Es gibt jedoch auch eine Parallele zum Öl und es ist extrem wichtig diese zu betonen: Gesundheitsdaten sind absolut sensibel. Ich möchte mit meinem Appell in keinem Fall dafür plädieren, das jeder die komplette Bandbreite seiner Gesundheitsdaten möglichst vielen Unternehmen zur Verfügung steht. Im Gegenteil! Es ist gut, wichtig und richtig, dass bestimmte Informationen privat bleiben. Was passiert, wenn man ein Vorkommen komplett ausbeutet, zeigt uns die Geschichte des Öls ja eindrucksvoll. Es geht mir in diesem Fall um den Teil der in der ePA gespeicherten Informationen, die Patienten freiwillig spenden. Sie gilt es gezielt zu nutzen – absolut transparent, versteht sich. Jeder, der mit diesen Daten arbeiten will, muss das offen kenntlich machen. Nur so lässt sich Vertrauen schaffen, ohne das wir gerade im Gesundheitswesen nicht weiterkommen. Es ist jedoch wichtig zu verstehen, dass sich selbst aus wenigen oder scheinbar unwichtigen Daten wichtig Informationen herausfiltern lassen, die einen großen Beitrag leisten können.

Gesundheit und das Wetter

Lassen Sie mich das an einem Beispiel verdeutlichen: Wetterdaten sind frei zugänglich und haben im ersten Moment nichts mit dem Gesundheitswesen zu tun. Wenn sich bei der Auswertung jedoch zeigt, dass bei einem Tiefdruckgebiet die Anzahl der Patienten mit Kreislaufzusammenbrüchen in den Notaufnahmen zunimmt, lässt sich daraus mindestens eine effizientere Nutzung von Ressourcen ableiten, im Idealfall sogar ein Geschäftsmodell. Und das ist genau das, was branchenfremde Unternehmen wie die US-Tech-Riesen Amazon, Alphabet oder Apple tun: Sie nutzen ihre bereits vorhanden Kundendaten, ziehen daraus Rückschlüsse auf unsere Gesundheit und entwickeln auf dieser Basis Dienstleistungen. Ja sogar Kooperationen zwischen Konkurrenten wie Google und Apple, die bisher undenkbar erschienen, sind plötzlich möglich – dann nämlich, wenn der Nutzen der Zusammenarbeit plötzlich größer wird.

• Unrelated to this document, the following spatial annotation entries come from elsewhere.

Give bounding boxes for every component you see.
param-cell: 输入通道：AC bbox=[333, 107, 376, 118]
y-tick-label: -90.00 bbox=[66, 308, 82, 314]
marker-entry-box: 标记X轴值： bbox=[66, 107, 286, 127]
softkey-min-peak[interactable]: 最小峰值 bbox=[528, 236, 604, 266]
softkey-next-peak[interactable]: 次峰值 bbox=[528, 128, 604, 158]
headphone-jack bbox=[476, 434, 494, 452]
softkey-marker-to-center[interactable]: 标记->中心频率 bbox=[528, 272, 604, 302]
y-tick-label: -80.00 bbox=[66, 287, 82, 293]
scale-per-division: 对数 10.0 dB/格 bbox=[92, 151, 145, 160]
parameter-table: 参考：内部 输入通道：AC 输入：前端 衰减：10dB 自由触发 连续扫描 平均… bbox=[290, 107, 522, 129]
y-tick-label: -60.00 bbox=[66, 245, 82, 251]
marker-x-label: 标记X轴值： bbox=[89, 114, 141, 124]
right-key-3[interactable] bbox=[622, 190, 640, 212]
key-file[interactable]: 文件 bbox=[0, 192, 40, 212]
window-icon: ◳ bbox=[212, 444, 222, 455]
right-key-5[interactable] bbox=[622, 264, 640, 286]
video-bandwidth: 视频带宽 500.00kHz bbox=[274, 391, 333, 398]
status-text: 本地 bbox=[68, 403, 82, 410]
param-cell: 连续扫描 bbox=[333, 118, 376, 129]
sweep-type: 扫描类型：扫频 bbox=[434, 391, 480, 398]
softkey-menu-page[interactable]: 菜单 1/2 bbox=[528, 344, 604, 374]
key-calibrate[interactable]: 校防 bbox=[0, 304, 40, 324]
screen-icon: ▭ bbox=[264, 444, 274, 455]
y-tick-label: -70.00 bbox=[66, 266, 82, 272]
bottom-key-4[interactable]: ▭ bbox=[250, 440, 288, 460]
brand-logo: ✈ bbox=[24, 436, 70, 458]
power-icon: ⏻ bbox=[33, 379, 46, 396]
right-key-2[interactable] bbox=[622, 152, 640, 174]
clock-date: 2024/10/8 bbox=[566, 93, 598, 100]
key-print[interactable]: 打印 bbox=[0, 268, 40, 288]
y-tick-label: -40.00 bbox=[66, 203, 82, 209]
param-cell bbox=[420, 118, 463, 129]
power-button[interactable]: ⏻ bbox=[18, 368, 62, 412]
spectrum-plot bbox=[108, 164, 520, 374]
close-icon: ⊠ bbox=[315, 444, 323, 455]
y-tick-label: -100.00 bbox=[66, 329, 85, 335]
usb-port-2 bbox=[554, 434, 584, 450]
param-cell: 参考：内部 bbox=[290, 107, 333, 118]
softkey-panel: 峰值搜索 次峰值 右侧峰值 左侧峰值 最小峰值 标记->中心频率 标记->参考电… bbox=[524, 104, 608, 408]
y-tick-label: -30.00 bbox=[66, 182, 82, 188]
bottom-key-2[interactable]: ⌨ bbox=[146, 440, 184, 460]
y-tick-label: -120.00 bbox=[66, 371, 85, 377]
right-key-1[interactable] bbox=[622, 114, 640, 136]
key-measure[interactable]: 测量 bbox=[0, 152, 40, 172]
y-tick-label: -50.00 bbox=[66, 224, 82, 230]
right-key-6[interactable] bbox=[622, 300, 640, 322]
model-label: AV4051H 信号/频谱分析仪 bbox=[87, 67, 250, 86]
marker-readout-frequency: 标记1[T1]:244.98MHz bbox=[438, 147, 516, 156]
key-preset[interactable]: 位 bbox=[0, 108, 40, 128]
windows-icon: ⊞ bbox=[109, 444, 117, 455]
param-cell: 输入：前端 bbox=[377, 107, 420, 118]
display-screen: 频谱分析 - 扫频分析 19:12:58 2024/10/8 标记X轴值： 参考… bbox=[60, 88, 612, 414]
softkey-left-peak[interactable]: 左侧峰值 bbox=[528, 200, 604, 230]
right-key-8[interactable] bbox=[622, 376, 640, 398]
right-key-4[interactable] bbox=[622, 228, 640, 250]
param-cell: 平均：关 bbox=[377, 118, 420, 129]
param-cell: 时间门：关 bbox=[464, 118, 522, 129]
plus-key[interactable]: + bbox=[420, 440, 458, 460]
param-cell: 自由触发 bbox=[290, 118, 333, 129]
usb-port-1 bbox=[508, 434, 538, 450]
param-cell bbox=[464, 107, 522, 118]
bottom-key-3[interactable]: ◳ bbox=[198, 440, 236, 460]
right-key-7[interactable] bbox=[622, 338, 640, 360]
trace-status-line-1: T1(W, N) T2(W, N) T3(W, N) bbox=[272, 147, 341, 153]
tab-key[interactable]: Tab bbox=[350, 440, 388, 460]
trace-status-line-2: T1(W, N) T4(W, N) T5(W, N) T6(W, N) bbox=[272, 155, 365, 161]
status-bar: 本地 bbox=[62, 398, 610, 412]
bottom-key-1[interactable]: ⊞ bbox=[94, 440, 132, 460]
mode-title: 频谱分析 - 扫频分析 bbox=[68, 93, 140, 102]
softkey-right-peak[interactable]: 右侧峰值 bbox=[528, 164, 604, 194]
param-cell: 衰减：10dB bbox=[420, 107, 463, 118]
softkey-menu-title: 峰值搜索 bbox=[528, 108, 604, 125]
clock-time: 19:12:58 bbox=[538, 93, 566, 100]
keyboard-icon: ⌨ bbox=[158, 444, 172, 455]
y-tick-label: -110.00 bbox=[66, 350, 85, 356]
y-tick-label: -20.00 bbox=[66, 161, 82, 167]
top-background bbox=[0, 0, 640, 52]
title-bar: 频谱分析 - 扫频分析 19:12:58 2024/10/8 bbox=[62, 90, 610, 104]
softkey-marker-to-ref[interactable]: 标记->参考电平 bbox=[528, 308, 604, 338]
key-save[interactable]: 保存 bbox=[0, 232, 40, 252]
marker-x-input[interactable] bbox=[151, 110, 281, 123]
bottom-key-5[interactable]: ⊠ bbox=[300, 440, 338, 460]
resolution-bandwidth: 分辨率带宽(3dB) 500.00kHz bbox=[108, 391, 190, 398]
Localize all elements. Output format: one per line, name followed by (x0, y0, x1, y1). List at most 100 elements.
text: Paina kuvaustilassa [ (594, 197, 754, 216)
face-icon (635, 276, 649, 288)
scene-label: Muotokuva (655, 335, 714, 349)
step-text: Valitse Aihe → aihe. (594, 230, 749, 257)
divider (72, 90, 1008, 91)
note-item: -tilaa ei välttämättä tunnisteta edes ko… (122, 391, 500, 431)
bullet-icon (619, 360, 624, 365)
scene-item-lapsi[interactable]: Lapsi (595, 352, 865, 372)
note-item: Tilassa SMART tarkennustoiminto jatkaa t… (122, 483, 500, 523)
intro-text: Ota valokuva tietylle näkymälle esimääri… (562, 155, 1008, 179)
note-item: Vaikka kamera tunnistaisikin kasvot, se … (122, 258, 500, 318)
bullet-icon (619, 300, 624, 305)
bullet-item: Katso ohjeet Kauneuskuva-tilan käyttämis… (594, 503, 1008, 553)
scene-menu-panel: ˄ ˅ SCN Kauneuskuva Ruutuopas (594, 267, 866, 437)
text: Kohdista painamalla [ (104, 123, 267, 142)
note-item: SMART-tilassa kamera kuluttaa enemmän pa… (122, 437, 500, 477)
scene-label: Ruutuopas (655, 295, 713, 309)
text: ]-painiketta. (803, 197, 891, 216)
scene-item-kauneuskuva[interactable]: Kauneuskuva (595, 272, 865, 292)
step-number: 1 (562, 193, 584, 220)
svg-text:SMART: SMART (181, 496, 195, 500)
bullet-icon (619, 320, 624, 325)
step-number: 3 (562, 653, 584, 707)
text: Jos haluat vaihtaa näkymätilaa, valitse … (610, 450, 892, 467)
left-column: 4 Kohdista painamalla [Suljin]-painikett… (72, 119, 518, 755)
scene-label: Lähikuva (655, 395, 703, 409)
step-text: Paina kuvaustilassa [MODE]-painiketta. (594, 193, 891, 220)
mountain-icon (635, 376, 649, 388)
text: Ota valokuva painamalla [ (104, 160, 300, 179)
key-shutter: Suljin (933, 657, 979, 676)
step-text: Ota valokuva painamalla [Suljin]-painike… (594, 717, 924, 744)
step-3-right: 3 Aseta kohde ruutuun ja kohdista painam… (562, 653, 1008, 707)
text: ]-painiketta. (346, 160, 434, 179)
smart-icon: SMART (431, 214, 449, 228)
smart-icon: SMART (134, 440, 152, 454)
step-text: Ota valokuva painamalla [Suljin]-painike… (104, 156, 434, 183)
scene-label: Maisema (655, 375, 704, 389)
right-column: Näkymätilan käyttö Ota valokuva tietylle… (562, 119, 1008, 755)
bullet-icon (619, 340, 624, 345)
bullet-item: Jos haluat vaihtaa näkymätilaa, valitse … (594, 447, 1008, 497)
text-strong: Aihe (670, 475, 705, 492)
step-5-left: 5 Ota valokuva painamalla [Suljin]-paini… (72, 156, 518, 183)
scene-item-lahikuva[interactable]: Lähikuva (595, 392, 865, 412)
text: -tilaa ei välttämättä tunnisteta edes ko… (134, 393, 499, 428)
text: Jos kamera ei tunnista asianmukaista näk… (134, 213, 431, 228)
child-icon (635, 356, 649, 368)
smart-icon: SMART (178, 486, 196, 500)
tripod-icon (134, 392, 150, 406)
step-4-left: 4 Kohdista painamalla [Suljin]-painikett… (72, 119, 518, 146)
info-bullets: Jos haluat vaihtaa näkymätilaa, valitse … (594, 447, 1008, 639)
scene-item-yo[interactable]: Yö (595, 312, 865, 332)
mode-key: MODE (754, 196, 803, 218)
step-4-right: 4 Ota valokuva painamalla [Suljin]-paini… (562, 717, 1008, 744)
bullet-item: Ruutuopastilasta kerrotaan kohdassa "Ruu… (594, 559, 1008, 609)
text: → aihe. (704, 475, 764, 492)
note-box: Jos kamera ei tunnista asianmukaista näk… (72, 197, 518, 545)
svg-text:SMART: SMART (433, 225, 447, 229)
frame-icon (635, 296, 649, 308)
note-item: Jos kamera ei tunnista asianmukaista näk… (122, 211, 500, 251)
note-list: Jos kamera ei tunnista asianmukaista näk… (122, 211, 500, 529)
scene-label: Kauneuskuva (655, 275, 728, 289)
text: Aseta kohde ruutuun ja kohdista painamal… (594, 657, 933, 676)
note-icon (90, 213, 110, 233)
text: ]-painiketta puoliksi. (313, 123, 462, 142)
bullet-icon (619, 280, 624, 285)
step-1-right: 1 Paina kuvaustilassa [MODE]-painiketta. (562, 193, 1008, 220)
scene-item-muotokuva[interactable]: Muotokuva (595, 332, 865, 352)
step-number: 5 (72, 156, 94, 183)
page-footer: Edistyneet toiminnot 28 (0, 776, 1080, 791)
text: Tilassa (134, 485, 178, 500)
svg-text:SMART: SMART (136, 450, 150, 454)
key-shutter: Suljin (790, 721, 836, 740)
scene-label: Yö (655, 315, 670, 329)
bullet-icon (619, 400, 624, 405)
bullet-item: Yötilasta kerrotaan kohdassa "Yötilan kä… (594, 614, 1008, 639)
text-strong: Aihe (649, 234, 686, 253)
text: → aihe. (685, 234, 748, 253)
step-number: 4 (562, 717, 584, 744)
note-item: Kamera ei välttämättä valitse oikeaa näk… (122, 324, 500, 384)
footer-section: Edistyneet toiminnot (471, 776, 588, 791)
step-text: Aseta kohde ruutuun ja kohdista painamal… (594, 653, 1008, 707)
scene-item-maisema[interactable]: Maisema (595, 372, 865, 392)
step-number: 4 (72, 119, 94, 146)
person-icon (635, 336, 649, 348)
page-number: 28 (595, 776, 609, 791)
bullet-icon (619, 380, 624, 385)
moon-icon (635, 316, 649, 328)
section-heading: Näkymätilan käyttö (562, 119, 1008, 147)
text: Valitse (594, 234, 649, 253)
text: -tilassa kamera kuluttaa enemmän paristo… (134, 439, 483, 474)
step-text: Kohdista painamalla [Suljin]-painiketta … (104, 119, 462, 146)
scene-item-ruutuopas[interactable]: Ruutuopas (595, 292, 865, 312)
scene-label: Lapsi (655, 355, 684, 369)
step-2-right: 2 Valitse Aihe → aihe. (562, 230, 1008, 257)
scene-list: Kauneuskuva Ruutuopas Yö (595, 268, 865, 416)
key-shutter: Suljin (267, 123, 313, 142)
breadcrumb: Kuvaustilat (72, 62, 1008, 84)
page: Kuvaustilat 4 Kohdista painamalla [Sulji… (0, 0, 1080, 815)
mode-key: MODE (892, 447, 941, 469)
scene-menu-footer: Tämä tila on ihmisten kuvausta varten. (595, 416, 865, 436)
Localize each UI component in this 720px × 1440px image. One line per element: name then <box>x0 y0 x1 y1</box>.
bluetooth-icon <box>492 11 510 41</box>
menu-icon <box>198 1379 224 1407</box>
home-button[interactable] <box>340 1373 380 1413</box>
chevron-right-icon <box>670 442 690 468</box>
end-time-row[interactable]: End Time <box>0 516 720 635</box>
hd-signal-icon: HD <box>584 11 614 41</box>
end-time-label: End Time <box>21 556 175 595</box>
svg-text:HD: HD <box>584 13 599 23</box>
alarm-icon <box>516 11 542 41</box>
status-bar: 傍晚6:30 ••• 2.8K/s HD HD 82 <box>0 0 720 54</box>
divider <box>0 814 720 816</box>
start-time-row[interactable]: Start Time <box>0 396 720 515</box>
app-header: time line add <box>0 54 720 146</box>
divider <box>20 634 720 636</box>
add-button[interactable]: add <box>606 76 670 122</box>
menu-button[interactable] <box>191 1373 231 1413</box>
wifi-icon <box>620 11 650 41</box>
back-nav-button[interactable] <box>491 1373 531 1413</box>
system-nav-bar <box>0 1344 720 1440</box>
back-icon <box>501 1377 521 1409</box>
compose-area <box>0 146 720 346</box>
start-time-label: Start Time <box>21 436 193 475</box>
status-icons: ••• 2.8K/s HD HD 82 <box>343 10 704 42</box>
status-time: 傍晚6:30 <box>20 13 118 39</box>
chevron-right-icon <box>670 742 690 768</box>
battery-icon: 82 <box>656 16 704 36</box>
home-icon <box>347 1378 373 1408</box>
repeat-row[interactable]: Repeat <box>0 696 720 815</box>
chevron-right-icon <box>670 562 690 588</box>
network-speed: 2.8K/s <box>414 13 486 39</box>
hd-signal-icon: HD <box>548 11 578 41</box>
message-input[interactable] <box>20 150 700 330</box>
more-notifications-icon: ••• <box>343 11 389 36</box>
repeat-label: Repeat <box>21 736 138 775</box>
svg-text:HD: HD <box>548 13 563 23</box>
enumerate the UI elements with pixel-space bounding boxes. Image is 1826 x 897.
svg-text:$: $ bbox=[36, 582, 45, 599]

Und genau das ist die Idee, die wir bei der elektronischen Patientenakte verfolgen sollten. Mehrwert schaffen, statt abschotten und ausschließen. Kooperationen fördern, die besten Ideen gewinnen lassen und gemeinsam das Optimum aus den vorhandenen, freiwillig zur Verfügung gestellten Daten machen – vielleicht auch auf eine Art und Weise, an die die Akteure, denen der Zugang gewährt wird, gar nicht kommen.

Denn wo es keinen Wettbewerb gibt, werden auch keine Innovationen entstehen können. Das ist eine Tatsache. Die ePA könnte damit nicht der erste Schritt in Richtung eines digitalen Gesundheitswesens sein, sondern zum Bremsklotz für eine Branche werden, die in Deutschland schon viele spannende und vor allem innovative Lösungen entwickelt hat. Diese Lösungen zahlen schon heute auf unsere Gesundheit ein, entlasten Ärzte und medizinische Personal und erhöhen qualitativ den Grad der Versorgung. Und genau deshalb schreit die Digital Health Branche aktuell auf – zu Recht, wie ich als Unternehmer und Bürger finde.